Isumbras Dogberry

Bard, lover of the drink, entitled, but likable

Description:
Bio:
Rob a wealthy nobleman they said. They’ll never notice an ancient magic tome missing they said. Why did I listen to those dolts? My cousins, Fortinbras and Goodfellow, those mangy dimwitted slugs; led me to my current predicament. My family, for some time, has been attempting to purchase the freedom of our relatives from various human noble houses within the city. For the most part, we rely on the wealth of my former great-grandfather, Wilberforce, to accomplish our aims. But being the entitled drinkers that we are… we kind of spent most of it at the taverns and on trinkets (also my dog, Ambrosius.)

Naturally fearing the worst for our family as well as our pride, my cousins and I started searching for a quick way get our fortune back. While performing my famous tale of Sir Dydimus and the Bog of Eternal Stench on busy street corner (making a fair sum for my potent skills) my loutish cousins interrupted and told me of how we were to make our fortune. “My brilliant and talented cousin Isumbras”, Fortinbras shouted (brilliance added for truth mind you.) “We have found the means for recouping our losses; the cause of which were completely that of my and Goodfellow’s fault.” At this point I excused myself from the enamored audience so we could speak privately in the alleyway. “We have been asked to perform for a wealthy nobleman this evening.”

“Wonderful, who contacted you and what are we to perform?”

“Some scary-looking gentleman in a black cloak and covered face asked us to entertain his lord with our juggling and dirt-eating,” Goodfellow mumbled (He doesn’t actually eat dirt during our performances, that comes after the celebratory drinks). “Oh, also, we’re to steal some ancient tome worth uncountable fortunes and give it to him tomorrow.”

“I see, and how are we to trust this scary gentleman? What’s in the tome? How is our safety to be guaranteed? Why are you two so willingly walking into a trap? When was the last time someone told you your brains functioned no better than a squash?” They shrugged their shoulders.

“Just now,” said Fortinbras.

Seeing as how we had few options, I went along with this idiotic plan. I started the show with my famous performance of The 10th Doctor and his Majestic Hair. It went swimmingly. The nobleman and his guests were awestruck at my cadence, the diction, the proper pronunciations of foreign words such as Dalek and Cyberman.

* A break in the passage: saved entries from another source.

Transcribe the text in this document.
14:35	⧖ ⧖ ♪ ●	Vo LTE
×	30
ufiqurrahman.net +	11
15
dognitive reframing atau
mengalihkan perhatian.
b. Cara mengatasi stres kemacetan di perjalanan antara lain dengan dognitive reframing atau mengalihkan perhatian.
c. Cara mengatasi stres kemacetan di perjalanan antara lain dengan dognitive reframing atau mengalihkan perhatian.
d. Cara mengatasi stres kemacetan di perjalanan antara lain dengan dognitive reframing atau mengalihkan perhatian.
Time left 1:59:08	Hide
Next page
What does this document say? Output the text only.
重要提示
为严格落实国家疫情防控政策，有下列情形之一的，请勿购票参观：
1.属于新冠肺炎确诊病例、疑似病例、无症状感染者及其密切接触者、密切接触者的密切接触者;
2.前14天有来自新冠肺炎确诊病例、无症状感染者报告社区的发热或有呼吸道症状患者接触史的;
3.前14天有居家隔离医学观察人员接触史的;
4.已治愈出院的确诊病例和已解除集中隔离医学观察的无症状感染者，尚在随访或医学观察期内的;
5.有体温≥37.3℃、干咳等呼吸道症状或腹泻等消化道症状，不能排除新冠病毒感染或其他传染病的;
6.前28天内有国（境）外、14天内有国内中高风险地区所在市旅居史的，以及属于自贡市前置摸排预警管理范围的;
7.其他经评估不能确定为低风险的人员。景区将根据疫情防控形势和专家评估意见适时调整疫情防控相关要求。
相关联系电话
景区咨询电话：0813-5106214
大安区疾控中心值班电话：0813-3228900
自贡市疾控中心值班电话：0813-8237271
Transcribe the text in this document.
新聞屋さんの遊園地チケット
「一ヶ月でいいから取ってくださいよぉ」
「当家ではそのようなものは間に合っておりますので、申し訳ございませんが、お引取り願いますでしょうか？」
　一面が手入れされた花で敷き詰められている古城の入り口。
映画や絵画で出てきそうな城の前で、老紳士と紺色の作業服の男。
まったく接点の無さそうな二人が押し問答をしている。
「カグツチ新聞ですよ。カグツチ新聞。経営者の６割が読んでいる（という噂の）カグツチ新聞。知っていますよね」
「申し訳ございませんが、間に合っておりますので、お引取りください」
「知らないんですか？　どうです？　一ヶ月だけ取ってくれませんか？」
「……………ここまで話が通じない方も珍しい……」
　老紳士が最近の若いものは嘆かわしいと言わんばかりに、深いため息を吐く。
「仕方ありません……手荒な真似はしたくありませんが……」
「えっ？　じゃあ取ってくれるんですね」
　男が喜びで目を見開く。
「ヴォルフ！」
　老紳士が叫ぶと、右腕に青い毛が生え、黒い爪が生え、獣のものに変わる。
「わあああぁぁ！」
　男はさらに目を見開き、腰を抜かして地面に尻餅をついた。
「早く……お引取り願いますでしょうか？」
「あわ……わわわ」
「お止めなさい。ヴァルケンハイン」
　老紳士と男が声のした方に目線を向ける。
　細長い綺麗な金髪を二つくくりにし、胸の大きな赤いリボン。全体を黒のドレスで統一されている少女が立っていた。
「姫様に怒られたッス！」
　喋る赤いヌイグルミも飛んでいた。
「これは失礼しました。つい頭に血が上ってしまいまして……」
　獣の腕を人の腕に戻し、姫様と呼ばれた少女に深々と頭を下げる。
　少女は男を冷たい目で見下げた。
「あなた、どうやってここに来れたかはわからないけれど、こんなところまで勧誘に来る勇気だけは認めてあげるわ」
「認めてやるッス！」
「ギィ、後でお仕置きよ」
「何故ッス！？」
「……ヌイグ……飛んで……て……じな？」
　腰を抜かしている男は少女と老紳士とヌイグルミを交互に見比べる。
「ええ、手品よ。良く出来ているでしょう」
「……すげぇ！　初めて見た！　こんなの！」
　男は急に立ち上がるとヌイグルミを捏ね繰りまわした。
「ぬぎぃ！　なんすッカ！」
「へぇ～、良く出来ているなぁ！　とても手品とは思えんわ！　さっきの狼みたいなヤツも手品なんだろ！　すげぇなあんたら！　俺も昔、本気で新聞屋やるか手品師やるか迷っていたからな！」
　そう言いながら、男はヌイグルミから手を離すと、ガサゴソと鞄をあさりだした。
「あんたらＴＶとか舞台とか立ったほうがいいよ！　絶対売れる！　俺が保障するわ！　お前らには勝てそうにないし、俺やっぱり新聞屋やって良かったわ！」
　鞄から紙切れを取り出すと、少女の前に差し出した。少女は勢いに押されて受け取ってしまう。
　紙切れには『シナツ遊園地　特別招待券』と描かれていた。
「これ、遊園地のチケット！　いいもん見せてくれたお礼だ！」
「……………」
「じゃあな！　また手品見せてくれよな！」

When it ended, tears stood ready to break into streams that would drown a decent-sized rat. After receiving my deserved praise, I introduced my two cousins and their more jovial acts that would keep the guests entertained while they fed. I made my way through the halls as my cousins had been informed; slinking behind curtains and dodging the staff who would certainly question why I was not back in the dining hall.

When I came to the basement room, the door had been left unlocked (presumably by our benefactor). The tome seemed normal. Leather binding, gilded edges, weird signs and faces on the front. Oh there was also some unnatural wailing followed by whispers in an ancient dead language. Having told the book to keep it down, I wrapped it in a bag and placed in in the rubbish bins.

Having collected the tome on our way from the house, (Goodfellow drew the short straw for rubbish rummaging), we examined it more closely until it began to wail again; Fortinbras screamed like a girl and we ran back to the inn.

The next evening, we met the scary-man but this time he didn’t wear a mask and he wasn’t that scary. It turns out that the nobleman had us steal his own tome so he could use it as an excuse to raid his enemy’s house or something; I wasn’t really listening. The man had no sense of timing and his emotions seemed force. When he was done droning on, two men appeared beside him and they came at us with clubs and knives. Well they weren’t too careful considering I was holding an ancient tome and the moron put a knife right into the binding. At least if it was a normal tome it would have gone through, but this tome shrieked and incinerated the man on the spot. The fighting stopped, the nobleman wet himself, I wet myself, we all wet ourselves. I tried to throw the tome but the stupid thing clung to my hand as we all ran from the ash pile.

So that’s where we are now. My cousins packed up the wagon and headed back to our small village; heaven knows I can’t take it back home and endanger my family. I’m asking you to help me figure out why I can’t get rid of this tome.